How should datasets be denoted as high-value datasets in their metadata? #3

Open hogredan opened 3 months ago

hogredan commented 3 months ago

According to the HVD Regulation, public sector bodies holding high-value datasets listed in the Annex shall ensure that the datasets are denoted as high-value datasets in their metadata description (Art. 3, 5).

In Germany, it has been decided that for all datasets in the national spatial data infrastructure that fall under the HVD Regulation, the category must be indicated in the ISO metadata as a keyword in combination with a source reference. This is to enable the central process of transforming ISO metadata into DCAT-AP metadata (permanent delivery towards the national Open Data Portal) and fulfil the requirements of DCAT-AP-HVD.

There are currently two options to declare the category in the metadata, either in free text (gco:CharacterString) or as a reference (gmx:Anchor). Both options can be processed by the above-mentioned transformation.

Example of category declaration in free text (gco:CharacterString)

<gco:CharacterString>High-value dataset categories</gco:CharacterString>
<gmd:CI_DateTypeCode codeList="" codeListValue="publication"/>

Example of the category declaration as a reference (gmx:Anchor)

<gmx:Anchor xlink:href="">Georaum</gmx:Anchor>
<gmx:Anchor xlink:href="">High-value dataset categories</gmx:Anchor>
<gmd:CI_DateTypeCode codeList="" codeListValue="publication"/>

How do the other Member States implement the denotation of high-value datasets in the ISO-metadata?

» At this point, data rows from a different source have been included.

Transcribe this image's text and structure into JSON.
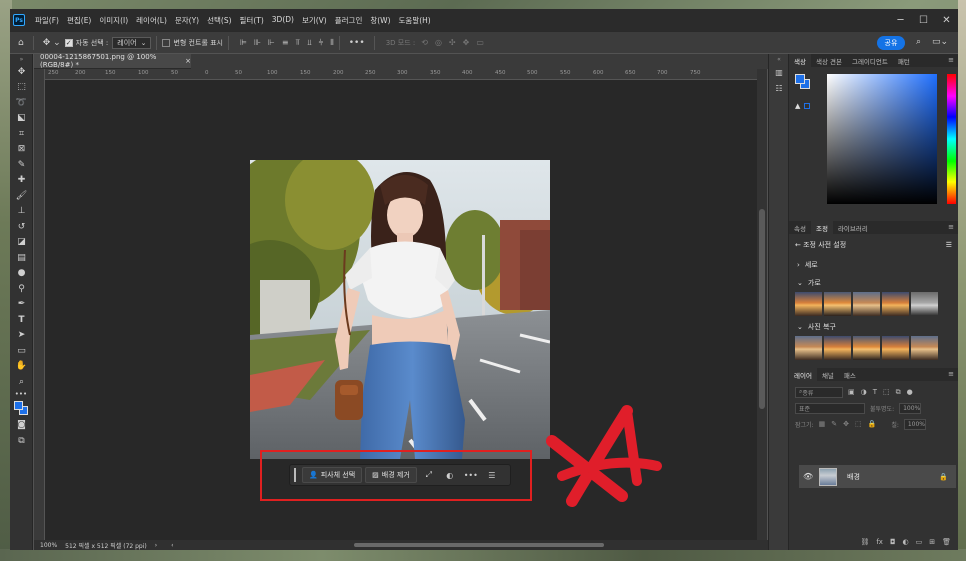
{
  "menubar": {
    "items": [
      "파일(F)",
      "편집(E)",
      "이미지(I)",
      "레이어(L)",
      "문자(Y)",
      "선택(S)",
      "필터(T)",
      "3D(D)",
      "보기(V)",
      "플러그인",
      "창(W)",
      "도움말(H)"
    ]
  },
  "optbar": {
    "auto_select_label": "자동 선택 :",
    "auto_select_value": "레이어",
    "transform_controls_label": "변형 컨트롤 표시",
    "mode_3d_label": "3D 모드 :",
    "share_label": "공유"
  },
  "document": {
    "tab_title": "00004-1215867501.png @ 100% (RGB/8#) *",
    "tab_close": "×",
    "zoom": "100%",
    "doc_info": "512 픽셀 x 512 픽셀 (72 ppi)",
    "ruler_ticks": [
      "250",
      "200",
      "150",
      "100",
      "50",
      "0",
      "50",
      "100",
      "150",
      "200",
      "250",
      "300",
      "350",
      "400",
      "450",
      "500",
      "550",
      "600",
      "650",
      "700",
      "750"
    ]
  },
  "context_bar": {
    "select_subject": "피사체 선택",
    "remove_background": "배경 제거"
  },
  "color_panel": {
    "tabs": [
      "색상",
      "색상 견본",
      "그레이디언트",
      "패턴"
    ]
  },
  "adjustments_panel": {
    "tabs": [
      "속성",
      "조정",
      "라이브러리"
    ],
    "header": "조정 사전 설정",
    "groups": [
      "세로",
      "가로",
      "사진 복구"
    ]
  },
  "layers_panel": {
    "tabs": [
      "레이어",
      "채널",
      "패스"
    ],
    "filter_placeholder": "종류",
    "blend_mode": "표준",
    "opacity_label": "불투명도:",
    "opacity_value": "100%",
    "lock_label": "잠그기:",
    "fill_label": "칠:",
    "fill_value": "100%",
    "layer_name": "배경"
  },
  "colors": {
    "foreground": "#1e70e8",
    "accent": "#1473e6",
    "annotation_red": "#e02020"
  }
}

laers commented 1 month ago

I have made a similar proposal for tagging metadata for data sets that is in scope of HVD. But I have added a tag: A tag that indicates that the data set is in scope of HVD using anchor to the legislation. Besides this reference another tag specifying which HVD category the data set belongs to.

Tag saying that the data set is in scope of HVD (gmx:Anchor xlink:href=""):

INSPIRE Høj-værdi datasæt ... EU legislation ...

Another tag that specifies that the data set belongs to Earth observation and environment (da: Jordobservation og miljø) category (gmx:Anchor xlink:href="");

Jordobservation og miljø ... High-value dataset categories ...

Br Lars

hallinpihlatie commented 1 month ago

We're also planning to use of Anchors to refer to the HVD-categories.

I like Lars approach for the legislation, but I'd prefer to use a European code list. Could you share yours as a start Lars?

laers commented 1 month ago

Sure. I generated it in GeoNetwork and you are hopefully able to import it.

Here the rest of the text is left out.